Knowledge Retrieval in LLM Gaming: A Shift from Entity-Centric to Goal-Oriented Graphs
Jonathan Leung, Yongjie Wang, Zhiqi Shen
TL;DR
The paper tackles the challenge of enabling coherent, multi-step reasoning for LLM-based game agents by replacing fragmented, entity-centric knowledge graphs with Goal-Oriented Graphs (GoGs). GoGs encode goals as nodes with preconditions, postconditions, and hierarchical subgoal dependencies, and employ a two-phase workflow: extract and merge goals from text to build a structured knowledge base, then perform goal-driven retrieval and DFS-based subgoal planning to produce planning prompts for LLMs. Empirical results on a Minecraft testbed show GoG outperforms GraphRAG and baselines, especially on long-horizon tasks, by reducing noise and preserving taskHierarchy for effective planning. The work demonstrates the practical impact of explicit goal hierarchies for reliable, reasoning-enabled agent behavior and suggests broad applicability to other domains requiring structured plan-based reasoning with LLMs.
Abstract
Large Language Models (LLMs) demonstrate impressive general capabilities but often struggle with step-by-step reasoning, especially in complex applications such as games. While retrieval-augmented methods like GraphRAG attempt to bridge this gap through cross-document extraction and indexing, their fragmented entity-relation graphs and overly dense local connectivity hinder the construction of coherent reasoning. In this paper, we propose a novel framework based on Goal-Oriented Graphs (GoGs), where each node represents a goal and its associated attributes, and edges encode logical dependencies between goals.
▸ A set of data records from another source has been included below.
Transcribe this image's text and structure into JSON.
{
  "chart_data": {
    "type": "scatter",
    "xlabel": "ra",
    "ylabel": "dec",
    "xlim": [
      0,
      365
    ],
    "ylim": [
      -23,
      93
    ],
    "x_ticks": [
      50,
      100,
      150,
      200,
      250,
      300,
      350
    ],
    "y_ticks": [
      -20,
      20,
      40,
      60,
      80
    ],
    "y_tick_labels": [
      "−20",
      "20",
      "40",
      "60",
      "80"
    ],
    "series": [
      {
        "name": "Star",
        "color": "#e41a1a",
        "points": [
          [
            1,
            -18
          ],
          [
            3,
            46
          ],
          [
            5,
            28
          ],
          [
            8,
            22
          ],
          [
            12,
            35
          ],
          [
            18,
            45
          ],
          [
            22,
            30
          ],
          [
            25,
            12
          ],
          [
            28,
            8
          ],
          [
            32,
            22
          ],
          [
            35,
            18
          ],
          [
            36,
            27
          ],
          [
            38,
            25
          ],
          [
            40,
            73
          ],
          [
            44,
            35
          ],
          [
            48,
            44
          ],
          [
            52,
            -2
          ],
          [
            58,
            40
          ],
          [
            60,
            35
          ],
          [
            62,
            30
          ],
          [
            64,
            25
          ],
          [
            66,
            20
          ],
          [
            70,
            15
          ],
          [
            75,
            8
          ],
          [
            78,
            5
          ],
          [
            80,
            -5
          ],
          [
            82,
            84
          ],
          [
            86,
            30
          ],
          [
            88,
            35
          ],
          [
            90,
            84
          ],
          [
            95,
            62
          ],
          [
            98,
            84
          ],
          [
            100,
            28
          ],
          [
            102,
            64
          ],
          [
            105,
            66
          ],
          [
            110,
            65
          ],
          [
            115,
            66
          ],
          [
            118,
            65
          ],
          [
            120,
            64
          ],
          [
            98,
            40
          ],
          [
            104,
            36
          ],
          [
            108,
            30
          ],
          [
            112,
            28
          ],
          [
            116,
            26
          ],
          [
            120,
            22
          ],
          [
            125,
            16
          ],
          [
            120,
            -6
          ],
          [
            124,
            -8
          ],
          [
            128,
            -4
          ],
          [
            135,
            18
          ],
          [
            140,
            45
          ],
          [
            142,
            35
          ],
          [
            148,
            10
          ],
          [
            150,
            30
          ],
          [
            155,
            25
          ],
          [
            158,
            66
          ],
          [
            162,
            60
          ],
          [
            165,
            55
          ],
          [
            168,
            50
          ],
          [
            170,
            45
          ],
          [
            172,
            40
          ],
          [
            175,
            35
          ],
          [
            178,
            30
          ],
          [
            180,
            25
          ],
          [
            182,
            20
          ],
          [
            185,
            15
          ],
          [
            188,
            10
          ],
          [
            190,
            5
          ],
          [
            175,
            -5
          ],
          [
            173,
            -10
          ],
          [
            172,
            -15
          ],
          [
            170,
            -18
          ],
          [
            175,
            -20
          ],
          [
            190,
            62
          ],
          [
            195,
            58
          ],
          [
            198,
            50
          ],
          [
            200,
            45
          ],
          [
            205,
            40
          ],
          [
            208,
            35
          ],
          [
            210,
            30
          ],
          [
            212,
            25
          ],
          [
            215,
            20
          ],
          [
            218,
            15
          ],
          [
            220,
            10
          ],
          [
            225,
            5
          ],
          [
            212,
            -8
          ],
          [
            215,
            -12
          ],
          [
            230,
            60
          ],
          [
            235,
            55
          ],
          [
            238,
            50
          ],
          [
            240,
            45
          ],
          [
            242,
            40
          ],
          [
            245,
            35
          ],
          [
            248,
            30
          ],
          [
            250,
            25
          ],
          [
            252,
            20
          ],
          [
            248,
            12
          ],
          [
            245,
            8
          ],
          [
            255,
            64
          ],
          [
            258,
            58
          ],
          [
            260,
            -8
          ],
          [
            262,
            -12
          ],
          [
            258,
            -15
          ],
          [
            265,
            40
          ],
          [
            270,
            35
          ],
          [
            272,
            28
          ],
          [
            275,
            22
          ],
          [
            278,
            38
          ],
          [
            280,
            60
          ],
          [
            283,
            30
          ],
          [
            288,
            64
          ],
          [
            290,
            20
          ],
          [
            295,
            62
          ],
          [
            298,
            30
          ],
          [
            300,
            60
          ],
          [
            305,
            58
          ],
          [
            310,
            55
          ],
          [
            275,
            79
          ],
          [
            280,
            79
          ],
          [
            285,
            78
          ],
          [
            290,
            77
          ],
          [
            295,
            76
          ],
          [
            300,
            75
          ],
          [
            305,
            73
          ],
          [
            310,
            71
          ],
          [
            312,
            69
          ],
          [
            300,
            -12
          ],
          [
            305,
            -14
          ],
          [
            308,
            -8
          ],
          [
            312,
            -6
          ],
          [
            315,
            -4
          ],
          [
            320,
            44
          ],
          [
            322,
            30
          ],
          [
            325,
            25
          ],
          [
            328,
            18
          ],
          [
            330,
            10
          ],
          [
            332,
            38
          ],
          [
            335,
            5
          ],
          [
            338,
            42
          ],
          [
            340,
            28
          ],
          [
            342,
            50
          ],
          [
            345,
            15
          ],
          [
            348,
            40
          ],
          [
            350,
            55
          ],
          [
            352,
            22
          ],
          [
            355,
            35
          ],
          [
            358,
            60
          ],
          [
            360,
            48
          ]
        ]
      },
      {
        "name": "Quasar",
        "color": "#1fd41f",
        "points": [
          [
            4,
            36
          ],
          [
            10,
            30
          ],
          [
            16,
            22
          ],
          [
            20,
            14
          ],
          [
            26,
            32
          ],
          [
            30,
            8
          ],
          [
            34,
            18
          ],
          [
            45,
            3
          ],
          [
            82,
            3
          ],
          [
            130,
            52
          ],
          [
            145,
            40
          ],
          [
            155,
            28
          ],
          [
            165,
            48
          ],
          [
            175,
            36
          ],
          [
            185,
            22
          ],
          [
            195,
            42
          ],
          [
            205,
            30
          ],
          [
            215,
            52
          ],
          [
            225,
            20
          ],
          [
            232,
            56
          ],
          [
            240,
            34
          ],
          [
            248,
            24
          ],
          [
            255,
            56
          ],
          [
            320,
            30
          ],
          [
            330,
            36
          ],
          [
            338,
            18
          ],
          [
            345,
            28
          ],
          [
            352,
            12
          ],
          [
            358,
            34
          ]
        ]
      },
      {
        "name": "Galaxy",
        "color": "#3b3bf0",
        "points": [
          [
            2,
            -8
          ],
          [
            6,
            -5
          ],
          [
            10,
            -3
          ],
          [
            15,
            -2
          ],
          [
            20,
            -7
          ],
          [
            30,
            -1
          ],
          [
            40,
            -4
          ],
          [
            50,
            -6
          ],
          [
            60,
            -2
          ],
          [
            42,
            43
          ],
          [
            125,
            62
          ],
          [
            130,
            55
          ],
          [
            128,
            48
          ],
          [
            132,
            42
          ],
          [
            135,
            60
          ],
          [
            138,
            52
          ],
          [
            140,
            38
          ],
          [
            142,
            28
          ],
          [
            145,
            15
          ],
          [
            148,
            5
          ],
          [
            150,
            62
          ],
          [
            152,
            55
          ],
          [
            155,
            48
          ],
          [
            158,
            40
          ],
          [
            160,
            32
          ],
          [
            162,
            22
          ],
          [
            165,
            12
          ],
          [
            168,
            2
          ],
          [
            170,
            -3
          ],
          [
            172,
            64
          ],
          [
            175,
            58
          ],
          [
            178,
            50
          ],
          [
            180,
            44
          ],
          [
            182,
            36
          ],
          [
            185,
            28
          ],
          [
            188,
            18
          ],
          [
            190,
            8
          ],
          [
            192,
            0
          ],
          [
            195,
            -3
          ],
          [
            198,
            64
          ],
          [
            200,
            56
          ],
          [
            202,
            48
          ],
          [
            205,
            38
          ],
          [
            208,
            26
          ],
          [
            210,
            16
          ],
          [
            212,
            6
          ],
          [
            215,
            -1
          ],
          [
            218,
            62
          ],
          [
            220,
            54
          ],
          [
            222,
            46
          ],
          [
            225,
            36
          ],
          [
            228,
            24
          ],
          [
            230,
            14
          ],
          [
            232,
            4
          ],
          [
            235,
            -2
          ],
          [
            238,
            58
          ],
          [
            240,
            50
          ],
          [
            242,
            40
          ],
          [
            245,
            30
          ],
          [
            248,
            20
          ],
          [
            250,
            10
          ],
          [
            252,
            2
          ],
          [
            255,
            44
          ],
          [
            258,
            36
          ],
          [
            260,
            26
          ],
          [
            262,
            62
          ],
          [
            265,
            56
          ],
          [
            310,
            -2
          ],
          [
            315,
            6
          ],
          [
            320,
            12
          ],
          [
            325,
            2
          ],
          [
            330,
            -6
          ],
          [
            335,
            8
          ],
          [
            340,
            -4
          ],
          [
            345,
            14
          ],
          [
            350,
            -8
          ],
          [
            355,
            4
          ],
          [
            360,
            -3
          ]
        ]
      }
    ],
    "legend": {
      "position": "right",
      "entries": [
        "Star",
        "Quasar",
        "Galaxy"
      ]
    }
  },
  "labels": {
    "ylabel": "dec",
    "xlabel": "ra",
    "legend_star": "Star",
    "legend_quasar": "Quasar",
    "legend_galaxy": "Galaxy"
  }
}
This structure enables explicit retrieval of reasoning paths by first identifying high-level goals and recursively retrieving their subgoals, forming coherent reasoning chains to guide LLM prompting. Our method significantly enhances the reasoning ability of LLMs in game-playing tasks, as demonstrated by extensive experiments on the Minecraft testbed, outperforming GraphRAG and other baselines.